For many, an encounter with a convoluted parking sign might end with a parking ticket or a Twitter rant aimed at the Department of Transportation.
That’s not the case, however, for Nikki Sylianteng, a product and interaction designer who felt the pain herself but transformed it into a design so smart that cities from Columbus, Ohio to Brisbane, Australia have piloted her design on their streets.
Everything started with several $75 parking tickets Sylianteng got while living in L.A. She did an entire research project on why parking signs are so confusing and couldn’t come up with an answer. So as a design student, Sylianteng made her own humanly understandable version of the sign as her graduation project at the School of Visual Arts in New York City.
The idea looks quite simple. It’s basically, in Sylianteng’s word, a spreadsheet. The horizontal axis is for the seven days in a week, and the vertical for the hours in a day. Green means you can park, and red means you can’t. The design is also friendly to color-blinded drivers, distinguishing no-park times from allowed times by adding stripes.

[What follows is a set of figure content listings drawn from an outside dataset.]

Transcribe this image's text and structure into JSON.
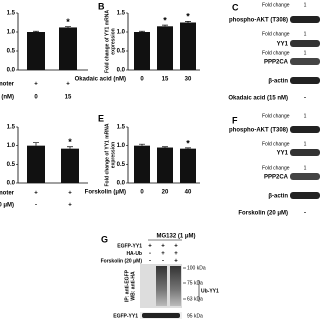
{
  "panel_a": {
    "values": [
      1.0,
      1.12
    ],
    "errors": [
      0.02,
      0.02
    ],
    "significance": [
      null,
      "*"
    ],
    "ylim": [
      0,
      1.5
    ],
    "yticks": [
      {
        "value": 0,
        "label": "0.0"
      },
      {
        "value": 0.5,
        "label": "0.5"
      },
      {
        "value": 1,
        "label": "1.0"
      },
      {
        "value": 1.5,
        "label": "1.5"
      }
    ],
    "rows": [
      {
        "label": "moter",
        "cells": [
          "+",
          "+"
        ]
      },
      {
        "label": "(nM)",
        "cells": [
          "0",
          "15"
        ]
      }
    ]
  },
  "panel_b": {
    "label": "B",
    "y_label": [
      "Fold change of YY1 mRNA",
      "expression"
    ],
    "x_label": "Okadaic acid (nM)",
    "categories": [
      "0",
      "15",
      "30"
    ],
    "values": [
      1.0,
      1.15,
      1.25
    ],
    "errors": [
      0.02,
      0.03,
      0.03
    ],
    "significance": [
      null,
      "*",
      "*"
    ],
    "ylim": [
      0,
      1.5
    ],
    "yticks": [
      {
        "value": 0,
        "label": "0.0"
      },
      {
        "value": 0.5,
        "label": "0.5"
      },
      {
        "value": 1,
        "label": "1.0"
      },
      {
        "value": 1.5,
        "label": "1.5"
      }
    ]
  },
  "panel_c": {
    "label": "C",
    "rows": [
      {
        "fold_label": "Fold change",
        "fold_value": "1",
        "protein": "phospho-AKT (T308)"
      },
      {
        "fold_label": "Fold change",
        "fold_value": "1",
        "protein": "YY1"
      },
      {
        "fold_label": "Fold change",
        "fold_value": "1",
        "protein": "PPP2CA"
      }
    ],
    "loading": "β-actin",
    "treatment": "Okadaic acid (15 nM)",
    "treatment_cell": "-"
  },
  "panel_d": {
    "values": [
      1.0,
      0.92
    ],
    "errors": [
      0.08,
      0.05
    ],
    "significance": [
      null,
      "*"
    ],
    "ylim": [
      0,
      1.5
    ],
    "yticks": [
      {
        "value": 0,
        "label": "0.0"
      },
      {
        "value": 0.5,
        "label": "0.5"
      },
      {
        "value": 1,
        "label": "1.0"
      },
      {
        "value": 1.5,
        "label": "1.5"
      }
    ],
    "rows": [
      {
        "label": "moter",
        "cells": [
          "+",
          "+"
        ]
      },
      {
        "label": "0 μM)",
        "cells": [
          "-",
          "+"
        ]
      }
    ]
  },
  "panel_e": {
    "label": "E",
    "y_label": [
      "Fold change of YY1 mRNA",
      "expression"
    ],
    "x_label": "Forskolin (μM)",
    "categories": [
      "0",
      "20",
      "40"
    ],
    "values": [
      1.0,
      0.95,
      0.92
    ],
    "errors": [
      0.04,
      0.02,
      0.02
    ],
    "significance": [
      null,
      null,
      "*"
    ],
    "ylim": [
      0,
      1.5
    ],
    "yticks": [
      {
        "value": 0,
        "label": "0.0"
      },
      {
        "value": 0.5,
        "label": "0.5"
      },
      {
        "value": 1,
        "label": "1.0"
      },
      {
        "value": 1.5,
        "label": "1.5"
      }
    ]
  },
  "panel_f": {
    "label": "F",
    "rows": [
      {
        "fold_label": "Fold change",
        "fold_value": "1",
        "protein": "phospho-AKT (T308)"
      },
      {
        "fold_label": "Fold change",
        "fold_value": "1",
        "protein": "YY1"
      },
      {
        "fold_label": "Fold change",
        "fold_value": "1",
        "protein": "PPP2CA"
      }
    ],
    "loading": "β-actin",
    "treatment": "Forskolin (20 μM)",
    "treatment_cell": "-"
  },
  "panel_g": {
    "label": "G",
    "header": "MG132 (1 μM)",
    "rows": [
      {
        "label": "EGFP-YY1",
        "cells": [
          "+",
          "+",
          "+"
        ]
      },
      {
        "label": "HA-Ub",
        "cells": [
          "-",
          "+",
          "+"
        ]
      },
      {
        "label": "Forskolin (20 μM)",
        "cells": [
          "-",
          "-",
          "+"
        ]
      }
    ],
    "ip_label": [
      "IP: anti-EGFP",
      "WB: anti-HA"
    ],
    "markers": [
      "100 kDa",
      "75 kDa",
      "63 kDa"
    ],
    "band_label": "Ub-YY1",
    "input_label": "EGFP-YY1",
    "input_marker": "95 kDa"
  }
}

“The current way it was designed, it’s from a very city point of view,” Sylianteng said, noting that signs contain a lot of unnecessary information about school days, street cleaning, and such. They focus too much on “why” when drivers really need to know “what.”

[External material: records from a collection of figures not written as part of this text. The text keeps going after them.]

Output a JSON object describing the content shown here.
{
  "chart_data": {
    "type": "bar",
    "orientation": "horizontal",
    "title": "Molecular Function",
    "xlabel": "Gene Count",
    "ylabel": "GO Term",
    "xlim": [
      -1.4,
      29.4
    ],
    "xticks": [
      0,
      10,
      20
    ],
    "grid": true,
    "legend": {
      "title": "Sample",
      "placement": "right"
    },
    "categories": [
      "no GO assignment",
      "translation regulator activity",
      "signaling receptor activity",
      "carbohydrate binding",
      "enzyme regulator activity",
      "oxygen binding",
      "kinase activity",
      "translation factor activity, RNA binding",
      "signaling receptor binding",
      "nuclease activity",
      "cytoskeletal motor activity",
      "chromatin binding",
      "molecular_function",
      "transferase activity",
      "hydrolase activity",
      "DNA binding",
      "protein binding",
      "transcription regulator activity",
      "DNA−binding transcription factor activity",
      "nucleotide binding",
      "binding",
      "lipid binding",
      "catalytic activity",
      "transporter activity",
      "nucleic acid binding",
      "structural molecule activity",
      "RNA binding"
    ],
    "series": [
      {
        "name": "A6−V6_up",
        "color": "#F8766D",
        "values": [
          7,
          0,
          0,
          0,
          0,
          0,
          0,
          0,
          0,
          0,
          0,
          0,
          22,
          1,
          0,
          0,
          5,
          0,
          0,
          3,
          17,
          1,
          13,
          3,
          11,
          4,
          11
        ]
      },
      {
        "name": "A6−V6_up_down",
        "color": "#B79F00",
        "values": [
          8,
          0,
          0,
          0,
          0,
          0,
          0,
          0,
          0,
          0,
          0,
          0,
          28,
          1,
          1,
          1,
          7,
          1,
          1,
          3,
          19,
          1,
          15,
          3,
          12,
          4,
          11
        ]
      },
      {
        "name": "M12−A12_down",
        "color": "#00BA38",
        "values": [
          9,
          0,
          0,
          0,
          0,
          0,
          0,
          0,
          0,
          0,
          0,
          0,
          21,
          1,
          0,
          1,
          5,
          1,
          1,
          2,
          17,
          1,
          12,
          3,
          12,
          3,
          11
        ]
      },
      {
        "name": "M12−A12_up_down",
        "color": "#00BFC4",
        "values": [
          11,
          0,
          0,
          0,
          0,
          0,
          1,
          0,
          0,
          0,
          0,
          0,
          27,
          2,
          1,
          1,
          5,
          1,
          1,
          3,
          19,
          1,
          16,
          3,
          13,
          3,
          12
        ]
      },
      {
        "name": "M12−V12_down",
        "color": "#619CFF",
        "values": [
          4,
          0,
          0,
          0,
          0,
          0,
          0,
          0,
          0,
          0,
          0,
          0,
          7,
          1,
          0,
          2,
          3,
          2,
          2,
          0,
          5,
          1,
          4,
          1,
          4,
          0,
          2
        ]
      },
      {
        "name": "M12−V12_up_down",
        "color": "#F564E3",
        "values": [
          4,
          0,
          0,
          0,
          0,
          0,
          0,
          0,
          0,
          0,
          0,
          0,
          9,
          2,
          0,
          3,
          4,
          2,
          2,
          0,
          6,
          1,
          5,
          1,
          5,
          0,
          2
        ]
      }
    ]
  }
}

While designing, Sylianteng tried as much as possible to put herself in the shoes of drivers. “Just be thoughtful,” she said.
Then, she printed out her spreadsheets and stuck them under existing parking signs near her Brooklyn apartment. She also left a blank space under the signs and Sharpies to let people comment.
“I got a comment like: the mayor should hire you.” Sylianteng said.
The media picked it up after Sylianteng tweeted out her little “survey result.” First, it was Business Insider, then The Atlantic, Fox News, Wired, Gizmodo, and more.
Then, Los Angeles City Council Transportation Committee officially piloted the parking sign in its Downtown area in June 2015.
“A couple people that I know sent me posting signs from Downtown L.A., saying ‘Oh this saved me!’”Sylianteng said.
She was also informed that L.A. will be rolling out her signs to the entire city this year.
Sylianteng’s design also got attention outside of the United States. After a 3-month trial, Brisbane, Australia announced in November 2015 that they found an “upto 60 percent improvement” in terms of compliance with parking rules (meaning, less tickets), according to the Lord Mayor Graham Quirk, reported the Brisbane Times.
“This has resulted in less confusion and fewer parking fines for motorists,” the mayor said.
The design also went viral online. People start tagging Sylianteng on Twitter whenever they came across a confusing parking sign. She would then solve the puzzle on paper, drawing one of her signs, and tweet back to those calling for help. “I’m running a parking sign hotline,” Sylianteng said.
Right now, Sylianteng keeps paying attention to little designs that feel counterintuitive to her in the city, like the arrows on the ground of the entrance to the subway. “There are things that shouldn’t be so complicated but are complicated in our world. I enjoy solving problems like that.”